全世界規模で致死性の全身性アレルギー反応であるアナフィラキシーの原因(誘因)として患者数が増加しているのは薬剤(薬物)と食物です。とくに成人では重症化しやすいアナフィラキシーの誘因として重要であり、医療処置や検査用試薬による反応も含めて医原性アナフィラキシーと分類されることもあります。
病院内で発症するアナフィラキシーの誘因として頻度が多いのは1)造影剤、2)抗菌薬(構成物質)、3)抗がん剤、4)輸血、5)麻酔薬ですが、最近では様々な難治性病態の治療に用いられるバイオ製剤(生物学的製剤)によるアレルギー・過敏症も報告されています。また、院外で発症する薬物によるアナフィラキシーの誘因では、ありとあらゆるクスリで報告があるため、どんな薬物でアナフィラキシーが生じやすいのか頻度の割合を全国規模で調べた報告はほとんどありません。
なぜ、ここまでの文章でアレルギー・過敏症と2つの病態を併記しているかと言うと、その区別が現実的には非常に困難であるからです。ほかの項にも解説がありますが、「(狭義の)アレルギー」とはアレルゲンに対する特異的IgE抗体が体内で産生(感作)され、その後に同じアレルゲンが体内に侵入(曝露)した際に生じる即時型アレルギーによるものを指します。実はアレルギーにはほかにも別の機序による病態が複数知られており、また、アレルギーに似た症状を来すものの実際にはアレルギーのメカニズムとは異なる病気である過敏症というものも存在します。薬物の体内濃度が急激に増加し発症する中毒という原因もあり得ます。しかしながら、現行の保険診療では、限られた検査しか行うことができず、上記の病態の区別(鑑別)は専門施設でも容易ではありません。
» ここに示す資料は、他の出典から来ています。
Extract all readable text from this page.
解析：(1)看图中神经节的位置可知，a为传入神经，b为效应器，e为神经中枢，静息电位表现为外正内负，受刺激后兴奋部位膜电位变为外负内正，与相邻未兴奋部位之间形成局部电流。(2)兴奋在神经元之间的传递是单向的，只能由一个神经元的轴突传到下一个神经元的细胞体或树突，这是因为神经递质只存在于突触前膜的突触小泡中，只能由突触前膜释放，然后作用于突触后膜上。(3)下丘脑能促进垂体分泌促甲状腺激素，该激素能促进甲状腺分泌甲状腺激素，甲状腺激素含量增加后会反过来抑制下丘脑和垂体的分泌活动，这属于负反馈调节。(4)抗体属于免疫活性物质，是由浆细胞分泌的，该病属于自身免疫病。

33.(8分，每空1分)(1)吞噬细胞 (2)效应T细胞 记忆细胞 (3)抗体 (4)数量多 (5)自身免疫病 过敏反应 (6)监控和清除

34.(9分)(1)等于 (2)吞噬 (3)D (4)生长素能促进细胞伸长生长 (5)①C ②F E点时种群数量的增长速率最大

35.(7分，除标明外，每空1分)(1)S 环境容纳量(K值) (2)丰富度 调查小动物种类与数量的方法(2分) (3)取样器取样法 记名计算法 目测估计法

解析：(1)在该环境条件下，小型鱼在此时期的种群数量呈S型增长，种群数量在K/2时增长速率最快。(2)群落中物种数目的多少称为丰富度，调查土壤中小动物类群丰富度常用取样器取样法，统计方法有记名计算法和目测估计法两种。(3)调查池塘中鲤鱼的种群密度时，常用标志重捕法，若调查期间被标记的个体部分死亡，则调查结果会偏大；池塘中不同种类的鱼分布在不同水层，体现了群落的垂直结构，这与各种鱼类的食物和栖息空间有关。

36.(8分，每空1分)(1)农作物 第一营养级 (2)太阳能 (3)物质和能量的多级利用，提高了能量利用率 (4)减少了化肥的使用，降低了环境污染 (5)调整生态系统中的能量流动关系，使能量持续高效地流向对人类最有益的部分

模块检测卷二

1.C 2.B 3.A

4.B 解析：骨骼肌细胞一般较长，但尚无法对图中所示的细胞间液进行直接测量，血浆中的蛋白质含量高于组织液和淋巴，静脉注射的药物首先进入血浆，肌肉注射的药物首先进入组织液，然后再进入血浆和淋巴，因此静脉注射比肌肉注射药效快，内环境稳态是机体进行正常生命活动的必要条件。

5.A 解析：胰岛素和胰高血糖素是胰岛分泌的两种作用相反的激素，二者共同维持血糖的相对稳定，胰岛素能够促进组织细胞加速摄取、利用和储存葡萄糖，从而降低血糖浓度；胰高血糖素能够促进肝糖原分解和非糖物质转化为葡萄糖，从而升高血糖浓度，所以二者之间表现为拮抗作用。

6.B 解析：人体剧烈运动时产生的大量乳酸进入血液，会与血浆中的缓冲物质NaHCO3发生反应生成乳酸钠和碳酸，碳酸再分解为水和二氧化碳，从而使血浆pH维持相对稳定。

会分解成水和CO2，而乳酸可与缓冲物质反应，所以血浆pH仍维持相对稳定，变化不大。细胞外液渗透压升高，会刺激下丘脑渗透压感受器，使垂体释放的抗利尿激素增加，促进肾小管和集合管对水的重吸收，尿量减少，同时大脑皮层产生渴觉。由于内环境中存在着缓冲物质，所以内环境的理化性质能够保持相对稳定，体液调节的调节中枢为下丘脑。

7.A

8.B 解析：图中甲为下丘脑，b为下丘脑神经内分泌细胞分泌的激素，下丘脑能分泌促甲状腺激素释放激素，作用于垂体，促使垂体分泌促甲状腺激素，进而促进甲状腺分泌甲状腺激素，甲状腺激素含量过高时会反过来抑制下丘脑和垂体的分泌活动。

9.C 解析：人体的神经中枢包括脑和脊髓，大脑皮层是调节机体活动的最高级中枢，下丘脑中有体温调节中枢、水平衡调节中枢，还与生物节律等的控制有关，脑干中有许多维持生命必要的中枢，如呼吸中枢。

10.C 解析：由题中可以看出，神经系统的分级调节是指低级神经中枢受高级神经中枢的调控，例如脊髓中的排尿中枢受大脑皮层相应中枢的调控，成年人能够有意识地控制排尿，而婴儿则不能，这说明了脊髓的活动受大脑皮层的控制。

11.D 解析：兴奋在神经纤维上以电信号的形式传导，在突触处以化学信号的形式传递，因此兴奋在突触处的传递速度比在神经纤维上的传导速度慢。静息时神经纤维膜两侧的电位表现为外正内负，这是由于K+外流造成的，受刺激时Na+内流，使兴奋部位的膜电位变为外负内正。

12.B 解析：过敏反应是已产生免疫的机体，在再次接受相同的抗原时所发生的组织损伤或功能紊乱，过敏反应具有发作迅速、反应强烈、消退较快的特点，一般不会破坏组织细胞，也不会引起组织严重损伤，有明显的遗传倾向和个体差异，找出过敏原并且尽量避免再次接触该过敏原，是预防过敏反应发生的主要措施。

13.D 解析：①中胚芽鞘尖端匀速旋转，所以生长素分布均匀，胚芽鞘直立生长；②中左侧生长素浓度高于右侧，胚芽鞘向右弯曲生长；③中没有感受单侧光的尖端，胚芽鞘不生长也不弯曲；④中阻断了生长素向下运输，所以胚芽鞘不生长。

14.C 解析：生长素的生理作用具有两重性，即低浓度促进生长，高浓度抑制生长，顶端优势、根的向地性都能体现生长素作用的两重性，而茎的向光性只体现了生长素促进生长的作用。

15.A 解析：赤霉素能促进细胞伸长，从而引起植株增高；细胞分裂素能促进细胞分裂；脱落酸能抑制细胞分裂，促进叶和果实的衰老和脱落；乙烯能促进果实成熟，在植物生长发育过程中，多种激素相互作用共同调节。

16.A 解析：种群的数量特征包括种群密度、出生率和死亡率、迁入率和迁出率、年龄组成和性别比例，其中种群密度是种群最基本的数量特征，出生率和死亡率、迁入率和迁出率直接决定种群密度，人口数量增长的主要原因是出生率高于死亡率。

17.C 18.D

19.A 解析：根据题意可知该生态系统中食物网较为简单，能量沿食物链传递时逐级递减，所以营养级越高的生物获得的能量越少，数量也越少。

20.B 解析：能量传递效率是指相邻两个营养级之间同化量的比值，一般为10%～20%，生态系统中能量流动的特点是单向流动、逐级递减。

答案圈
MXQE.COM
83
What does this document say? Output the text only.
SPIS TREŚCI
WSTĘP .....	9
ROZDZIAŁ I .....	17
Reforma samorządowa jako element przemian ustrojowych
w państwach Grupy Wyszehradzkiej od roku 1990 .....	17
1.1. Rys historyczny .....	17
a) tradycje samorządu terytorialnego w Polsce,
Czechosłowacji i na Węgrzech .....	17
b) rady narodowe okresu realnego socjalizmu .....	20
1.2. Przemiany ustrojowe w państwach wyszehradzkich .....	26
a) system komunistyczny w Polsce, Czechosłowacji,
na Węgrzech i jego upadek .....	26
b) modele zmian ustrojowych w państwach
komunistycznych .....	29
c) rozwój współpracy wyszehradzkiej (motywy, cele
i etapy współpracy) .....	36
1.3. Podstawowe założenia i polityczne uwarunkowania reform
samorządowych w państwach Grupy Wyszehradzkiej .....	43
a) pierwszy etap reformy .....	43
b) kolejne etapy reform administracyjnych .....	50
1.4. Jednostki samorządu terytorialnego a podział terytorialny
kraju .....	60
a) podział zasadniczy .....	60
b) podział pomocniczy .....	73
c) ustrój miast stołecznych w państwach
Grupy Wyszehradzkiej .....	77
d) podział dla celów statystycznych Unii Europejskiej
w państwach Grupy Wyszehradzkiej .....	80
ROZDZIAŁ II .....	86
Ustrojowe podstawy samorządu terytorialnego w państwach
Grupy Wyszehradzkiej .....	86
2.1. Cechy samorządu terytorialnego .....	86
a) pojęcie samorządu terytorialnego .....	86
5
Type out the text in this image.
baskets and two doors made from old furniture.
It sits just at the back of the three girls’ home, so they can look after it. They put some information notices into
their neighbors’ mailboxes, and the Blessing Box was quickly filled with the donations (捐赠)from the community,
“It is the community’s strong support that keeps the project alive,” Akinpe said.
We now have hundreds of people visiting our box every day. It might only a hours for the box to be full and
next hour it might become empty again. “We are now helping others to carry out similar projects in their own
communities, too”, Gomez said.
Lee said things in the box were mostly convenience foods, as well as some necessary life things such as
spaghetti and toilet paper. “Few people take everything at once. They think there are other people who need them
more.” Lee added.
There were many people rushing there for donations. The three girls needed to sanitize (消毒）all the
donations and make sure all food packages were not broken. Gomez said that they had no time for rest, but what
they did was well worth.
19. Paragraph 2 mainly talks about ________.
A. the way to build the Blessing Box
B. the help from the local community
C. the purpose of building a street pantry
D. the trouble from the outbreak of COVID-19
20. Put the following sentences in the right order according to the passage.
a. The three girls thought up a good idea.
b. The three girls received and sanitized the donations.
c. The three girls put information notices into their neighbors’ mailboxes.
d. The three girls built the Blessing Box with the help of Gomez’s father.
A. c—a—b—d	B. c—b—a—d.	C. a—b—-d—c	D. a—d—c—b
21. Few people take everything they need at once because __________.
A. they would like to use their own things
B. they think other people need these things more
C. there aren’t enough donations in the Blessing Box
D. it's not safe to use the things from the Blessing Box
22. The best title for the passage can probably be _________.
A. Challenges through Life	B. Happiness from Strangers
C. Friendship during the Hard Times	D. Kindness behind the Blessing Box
さらに付け加えると、薬剤には種々の添加物(保存料、安定剤、着色剤、コーティング剤、固形剤、防腐剤など)が入っており、薬効を示す物質ではなく、そうした添加物によるアレルギーや過敏症まで誘因として考えなければいけません。
不安や緊張から生じる心因反応や過換気症候群(過呼吸)、注射などの痛みによる迷走神経反射から同様の症状を来す場合も少なくありません。歯科麻酔や耳鼻咽喉科領域における局所麻酔による諸症状は「恐怖」による要素も少なからずあり得ます。
薬物によるアナフィラキシーに関しては上述した理由から、誘因検索や同定に大変時間と労力がかかります。血液検査だけですぐに結果が出るものではないこと、将来アナフィラキシーを発症し得る薬剤の予測を可能とする検査は現在存在しないこと、すべての患者さんで誘因が突き止められないこと、をご理解ください。場合によっては、過度な検査は行わずに当該の薬物(被疑薬)を生涯にわたって回避するように説明することもしています。